Eis a cena: quarto de casal, dia qualquer da semana. Eles estão acordando.

Primeiro ato: homem olha o celular, verifica a hora.

Segundo ato: vê mensagem, identifica a origem e não resiste: abre e lê o texto.

Terceiro ato: decide responder imediatamente a mensagem, roubando os primeiros instantes do seu dia.

Quarto ato: lembra que tem mais alguém na cama. Vira-se para a companheira e, só então, lhe deseja bom dia.

Mas, pela fisionomia dela, o dia definitivamente não começou bem.

Este sou eu acordando. O quarto é o meu. Mas poderia ser o seu.

Certamente é o de muita gente, arrastada para essa era nova que escancara as portas de um extraordinário mundo virtual.

Um mundo realmente novo e absurdamente diferente daquele em que as notícias chegavam através de cartas, que viajavam lentamente nos malotes dos Correios.

Naquela época, uma troca de mensagem poderia durar dias, às vezes meses.

Hoje, dura o tempo de um instante.

Derrubando distâncias, redimensionando tempo-espaço.

Agora, Fernão Gaivota, longe é de fato um lugar que não existe!

No meu embrionário mergulho neste mundo sem lonjuras nem espera, a comunicação instantânea pode até não ser classificada patologicamente como vício ou obsessão, mas certamente está no limite dos dois.

Mas quem pode resistir à tentação de, num simples “touch”, se reunir com amigos de qualquer parte do planeta?

Pode ser Nova Iorque ou Sertânia; Tóquio ou Intermares – todos estão à mesma distância: a milimétrica, instantânea, distância do touch.

Ninguém, realmente, resiste. E eu confesso que desisti de tentar.

E é por isso que estamos todos sentindo os efeitos desse limiar entre o vício e a obsessão, que resulta num desconfortável distanciamento dos que estão perto.

E produz outras cenas – igualmente desconcertantes – como aquela que se materializa na mesa de refeições da família:

Todos de cabeça baixa, falando por monossílabos, enquanto desenvolvem um longo diálogo tátil com quem não está ali.

Da cabeceira dessa mesa, me pergunto: quando passamos a dar mais atenção ao mundo virtual do que ao que está diante do nosso nariz?

Estamos a caminho de uma transformação radical das relações interpessoais?

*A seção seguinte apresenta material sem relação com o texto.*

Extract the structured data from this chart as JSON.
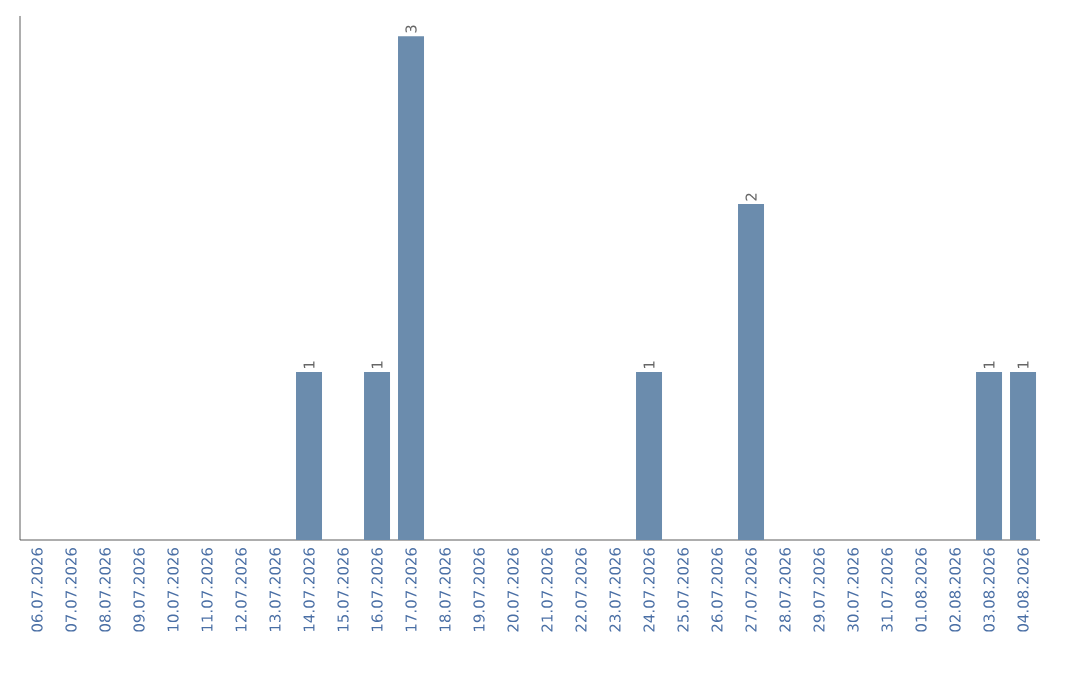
{
  "chart_data": {
    "type": "bar",
    "categories": [
      "06.07.2026",
      "07.07.2026",
      "08.07.2026",
      "09.07.2026",
      "10.07.2026",
      "11.07.2026",
      "12.07.2026",
      "13.07.2026",
      "14.07.2026",
      "15.07.2026",
      "16.07.2026",
      "17.07.2026",
      "18.07.2026",
      "19.07.2026",
      "20.07.2026",
      "21.07.2026",
      "22.07.2026",
      "23.07.2026",
      "24.07.2026",
      "25.07.2026",
      "26.07.2026",
      "27.07.2026",
      "28.07.2026",
      "29.07.2026",
      "30.07.2026",
      "31.07.2026",
      "01.08.2026",
      "02.08.2026",
      "03.08.2026",
      "04.08.2026"
    ],
    "values": [
      0,
      0,
      0,
      0,
      0,
      0,
      0,
      0,
      1,
      0,
      1,
      3,
      0,
      0,
      0,
      0,
      0,
      0,
      1,
      0,
      0,
      2,
      0,
      0,
      0,
      0,
      0,
      0,
      1,
      1
    ],
    "value_labels": [
      null,
      null,
      null,
      null,
      null,
      null,
      null,
      null,
      "1",
      null,
      "1",
      "3",
      null,
      null,
      null,
      null,
      null,
      null,
      "1",
      null,
      null,
      "2",
      null,
      null,
      null,
      null,
      null,
      null,
      "1",
      "1"
    ],
    "color": "#6b8cad"
  }
}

Algumas questões precisam (e devem) ser respondidas, mas suspeito que só virão daqui a alguns terabytes.

Eis uma muito inquietante: será que as conversas de família aconteciam por absoluta falta de opção?

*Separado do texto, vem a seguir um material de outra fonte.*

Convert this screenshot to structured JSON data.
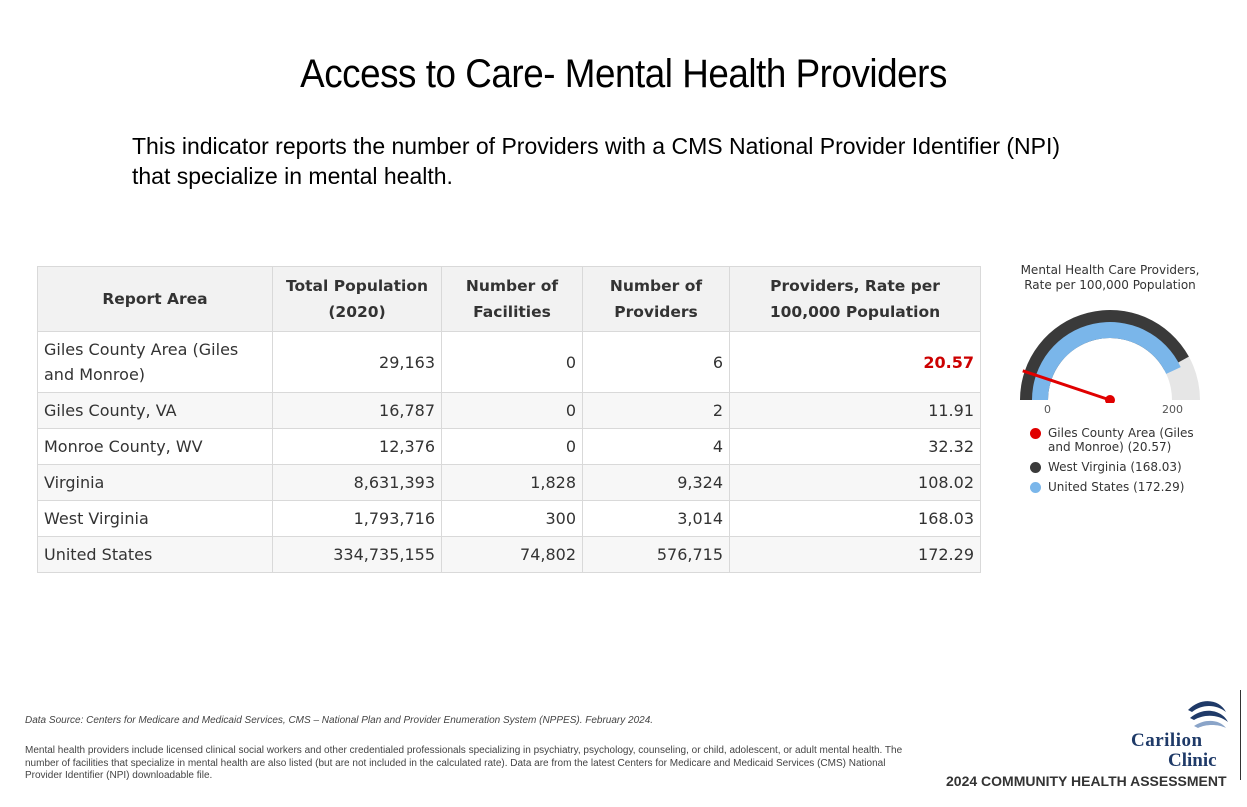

A verdade é que, agora que podem escolher, conversam com quem realmente interessam. E, para seu desgosto, você não está convidado a participar dessa prosa.

Outro fenômeno inquietante desse novo mundo é o imediatismo das respostas.

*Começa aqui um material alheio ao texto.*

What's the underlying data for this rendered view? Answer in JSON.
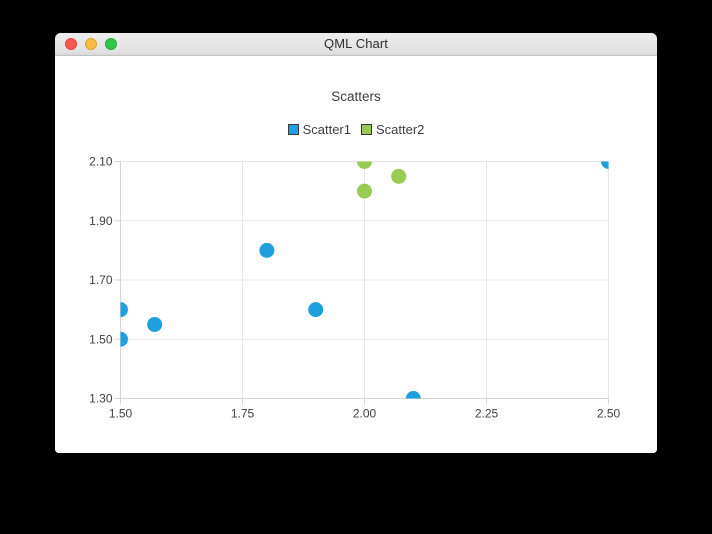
{
  "window": {
    "title": "QML Chart"
  },
  "chart_data": {
    "type": "scatter",
    "title": "Scatters",
    "xlabel": "",
    "ylabel": "",
    "xlim": [
      1.5,
      2.5
    ],
    "ylim": [
      1.3,
      2.1
    ],
    "x_tick_values": [
      1.5,
      1.75,
      2.0,
      2.25,
      2.5
    ],
    "x_tick_labels": [
      "1.50",
      "1.75",
      "2.00",
      "2.25",
      "2.50"
    ],
    "y_tick_values": [
      1.3,
      1.5,
      1.7,
      1.9,
      2.1
    ],
    "y_tick_labels": [
      "1.30",
      "1.50",
      "1.70",
      "1.90",
      "2.10"
    ],
    "grid": true,
    "legend_position": "top-center",
    "point_radius": 7.5,
    "series": [
      {
        "name": "Scatter1",
        "color": "#209fdf",
        "points": [
          {
            "x": 1.5,
            "y": 1.5
          },
          {
            "x": 1.5,
            "y": 1.6
          },
          {
            "x": 1.57,
            "y": 1.55
          },
          {
            "x": 1.8,
            "y": 1.8
          },
          {
            "x": 1.9,
            "y": 1.6
          },
          {
            "x": 2.1,
            "y": 1.3
          },
          {
            "x": 2.5,
            "y": 2.1
          }
        ]
      },
      {
        "name": "Scatter2",
        "color": "#99ca53",
        "points": [
          {
            "x": 2.0,
            "y": 2.0
          },
          {
            "x": 2.0,
            "y": 2.1
          },
          {
            "x": 2.07,
            "y": 2.05
          }
        ]
      }
    ]
  },
  "colors": {
    "grid_line": "#e8e8e8",
    "axis_line": "#d5d5d5",
    "tick_text": "#404044",
    "legend_marker_border": "#3a3a3c"
  }
}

No já obsoleto e-mail, você tinha pelo menos 24 horas de prazo para responder.

As ferramentas de interação imediata, porém, exigem instantaneidade.

E ai de quem ignorar essa urgência!

Faça o teste e não responda a mensagem. Em poucos minutos, seu telefone irá tocar. Do outro lado, a primeira pergunta: por que você não respondeu no Whatsapp?

Adianta dizer que você veio de outra era? Do tempo em que as notícias eram entregues por carteiros sem pressa?

A menos que você queira ser confundido com um ser jurássico, invente uma desculpa melhor. E simplesmente tente se acostumar com o novo ritmo dessa nova era.

Imediata. Viciante. Obsessiva.

Só evite continuar olhando primeiro para o celular. Ou, um belo dia, só restará você e o dito cujo na cama.

E desconfio – apenas desconfio – que nenhuma tecnologia será capaz de substituir o prazer do touch humano.